On to reason number two. Before I go any further, I just have to say that the amount of love I have for my Cheechy Peachy is beyond limitless, and that I wholeheartedly treasure every single minute we spend together. BUT, man-oh-man, do I miss having some alone time. I am the kind of person that THRIVES when I have hours upon hours to myself. Seeing as I've only been away from Cheech about 20 hours, you can only imagine how many of those hours were spent by myself... not even half. I know it will be healthy for me AND her if we take a little break from each other from time to time.
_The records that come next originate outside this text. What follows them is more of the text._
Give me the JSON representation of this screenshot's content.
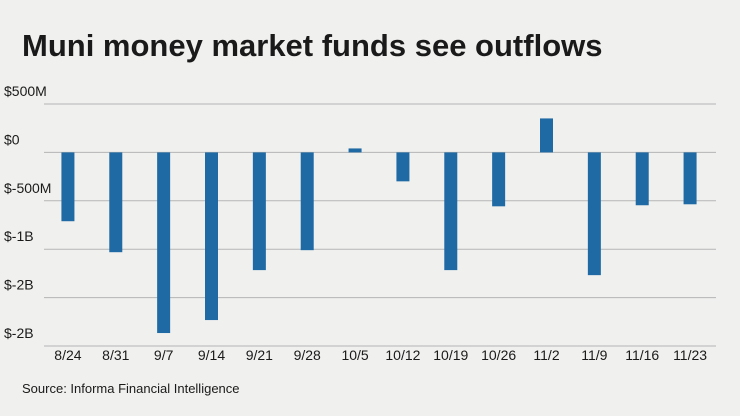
{
  "chart_data": {
    "type": "bar",
    "title": "Muni money market funds see outflows",
    "source": "Source: Informa Financial Intelligence",
    "categories": [
      "8/24",
      "8/31",
      "9/7",
      "9/14",
      "9/21",
      "9/28",
      "10/5",
      "10/12",
      "10/19",
      "10/26",
      "11/2",
      "11/9",
      "11/16",
      "11/23"
    ],
    "values": [
      -711,
      -1031,
      -1866,
      -1732,
      -1216,
      -1010,
      41,
      -299,
      -1216,
      -557,
      351,
      -1268,
      -546,
      -536
    ],
    "color": "#1f6aa5",
    "ylim": [
      -2000,
      500
    ],
    "yticks": [
      {
        "value": 500,
        "label": "$500M"
      },
      {
        "value": 0,
        "label": "$0"
      },
      {
        "value": -500,
        "label": "$-500M"
      },
      {
        "value": -1000,
        "label": "$-1B"
      },
      {
        "value": -1500,
        "label": "$-2B"
      },
      {
        "value": -2000,
        "label": "$-2B"
      }
    ],
    "grid": true
  }
}
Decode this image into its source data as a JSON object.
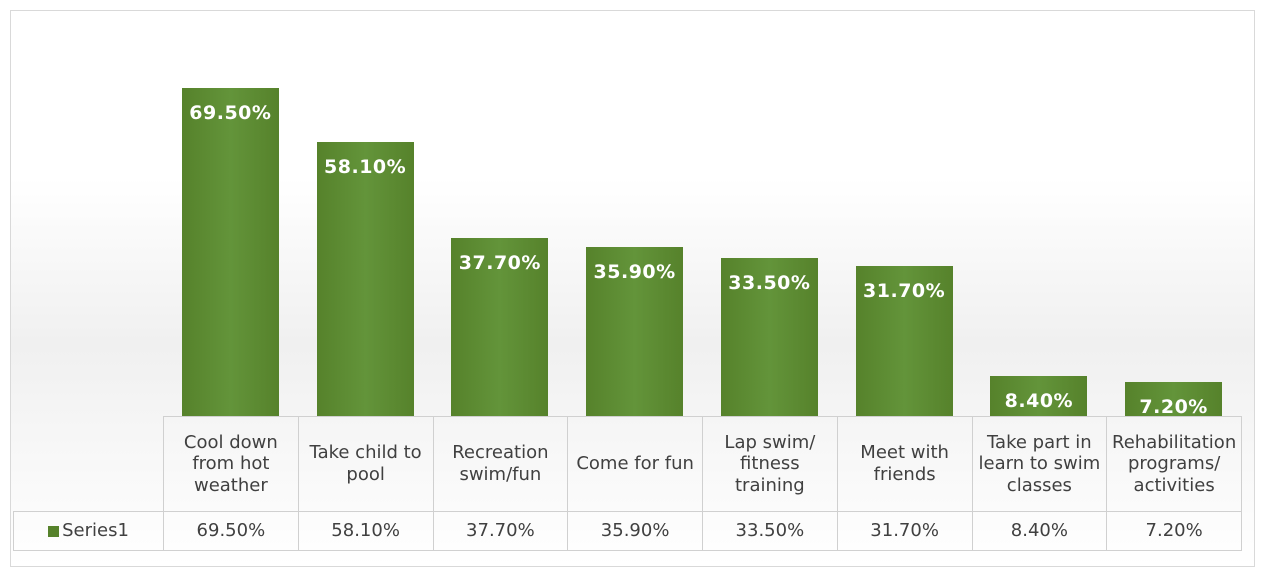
{
  "chart_data": {
    "type": "bar",
    "categories": [
      "Cool down from hot weather",
      "Take child to pool",
      "Recreation swim/fun",
      "Come for fun",
      "Lap swim/ fitness training",
      "Meet with friends",
      "Take part in learn to swim classes",
      "Rehabilitation programs/ activities"
    ],
    "series": [
      {
        "name": "Series1",
        "color": "#56822b",
        "values": [
          69.5,
          58.1,
          37.7,
          35.9,
          33.5,
          31.7,
          8.4,
          7.2
        ],
        "value_labels": [
          "69.50%",
          "58.10%",
          "37.70%",
          "35.90%",
          "33.50%",
          "31.70%",
          "8.40%",
          "7.20%"
        ]
      }
    ],
    "data_table": true
  }
}
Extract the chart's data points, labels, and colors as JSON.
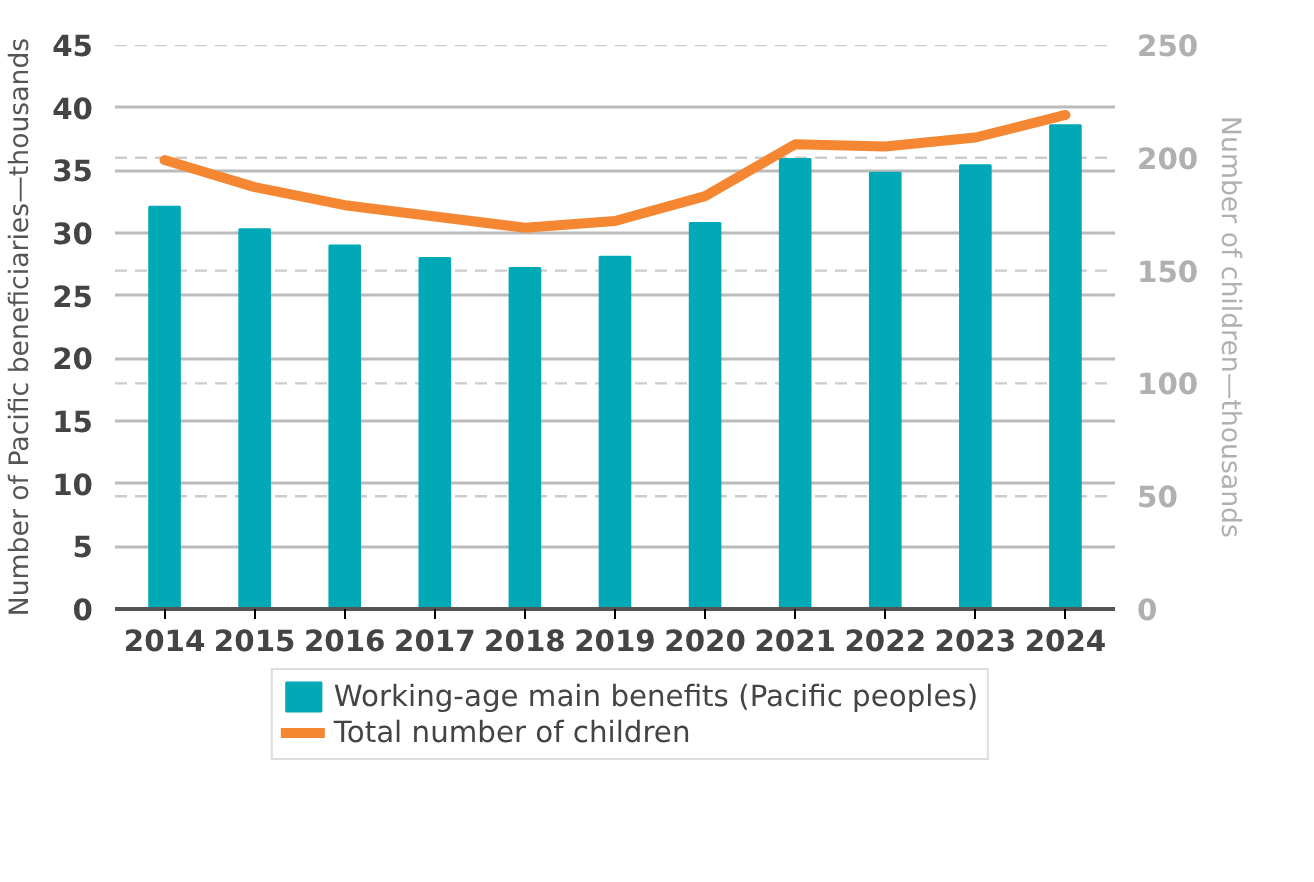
{
  "chart_data": {
    "type": "bar",
    "categories": [
      "2014",
      "2015",
      "2016",
      "2017",
      "2018",
      "2019",
      "2020",
      "2021",
      "2022",
      "2023",
      "2024"
    ],
    "ylabel": "Number of Pacific beneficiaries—thousands",
    "y2label": "Number of children—thousands",
    "ylim": [
      0,
      45
    ],
    "yticks": [
      0,
      5,
      10,
      15,
      20,
      25,
      30,
      35,
      40,
      45
    ],
    "y2lim": [
      0,
      250
    ],
    "y2ticks": [
      0,
      50,
      100,
      150,
      200,
      250
    ],
    "grid": "y",
    "legend": "bottom",
    "series": [
      {
        "name": "Working-age main benefits (Pacific peoples)",
        "color": "#00a9b5",
        "values": [
          32.1,
          30.3,
          29.0,
          28.0,
          27.2,
          28.1,
          30.8,
          35.9,
          34.8,
          35.4,
          38.6
        ]
      },
      {
        "name": "Total number of children",
        "type": "line",
        "axis": "y2",
        "color": "#f58733",
        "values": [
          199,
          187,
          179,
          174,
          169,
          172,
          183,
          206,
          205,
          209,
          219
        ]
      }
    ]
  }
}
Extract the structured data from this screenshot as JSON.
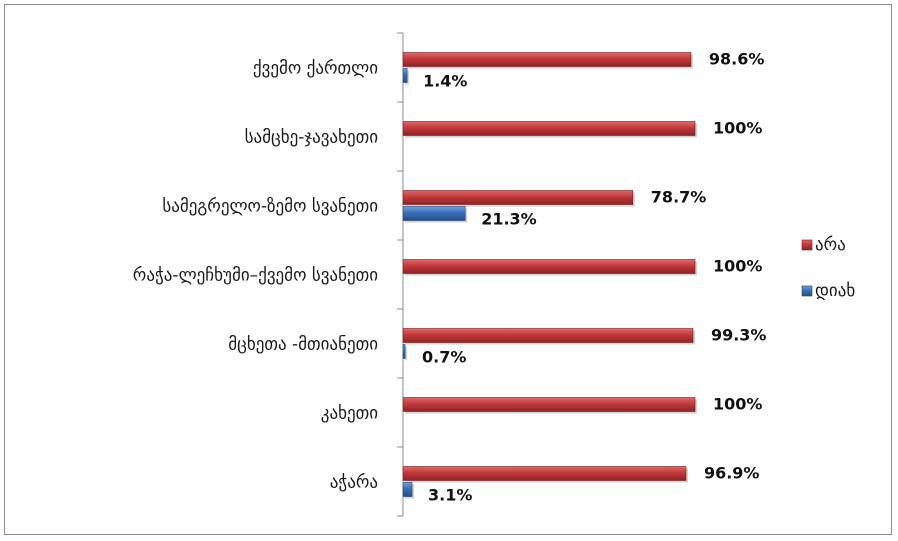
{
  "chart_data": {
    "type": "bar",
    "orientation": "horizontal",
    "categories": [
      "ქვემო ქართლი",
      "სამცხე-ჯავახეთი",
      "სამეგრელო-ზემო სვანეთი",
      "რაჭა-ლეჩხუმი–ქვემო სვანეთი",
      "მცხეთა -მთიანეთი",
      "კახეთი",
      "აჭარა"
    ],
    "series": [
      {
        "name": "არა",
        "color": "#c0393b",
        "values": [
          98.6,
          100,
          78.7,
          100,
          99.3,
          100,
          96.9
        ],
        "labels": [
          "98.6%",
          "100%",
          "78.7%",
          "100%",
          "99.3%",
          "100%",
          "96.9%"
        ]
      },
      {
        "name": "დიახ",
        "color": "#3a6fb5",
        "values": [
          1.4,
          0,
          21.3,
          0,
          0.7,
          0,
          3.1
        ],
        "labels": [
          "1.4%",
          "",
          "21.3%",
          "",
          "0.7%",
          "",
          "3.1%"
        ]
      }
    ],
    "xlim": [
      0,
      100
    ],
    "grid": false,
    "legend": "right"
  }
}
I am a firm believer that absence makes the heart grow fonder, and I can't help but think that it would be a little nice to miss her sometimes, and even more importantly, for her to miss me. Every morning when she wakes up and sees Joe in bed, her little, round face lights up like you would not believe. I have to admit that a small part of me gets a teensy bit jealous when she rolls over, sees me, and gives me that "Oh, you again" look. I want that dramatic face glow, too, dammit. So yeah, time apart can only equal good.
They left yesterday at around 11, and were gone for a good hour and a half. Let me just tell you, it was GLORIOUS. I was able to wash our towels and sheets, make lunch without CONSTANTLY redirecting a 9 1/2 month old away from a hot stove, take a shower and SHAVE MY LEGS (I mean, really shave my legs vs. the half ass job I've been doing for almost a year now), check my email, and call Nordstrom to ask if they had a certain bra in stock. On a normal day, with Cheech around, these are tasks that would take HOURS to accomplish. The funny thing is, this jam-packed hour and a half still managed to feel quite relaxing. Call me crazy, but I think I'm on to something here with this whole "time apart" idea.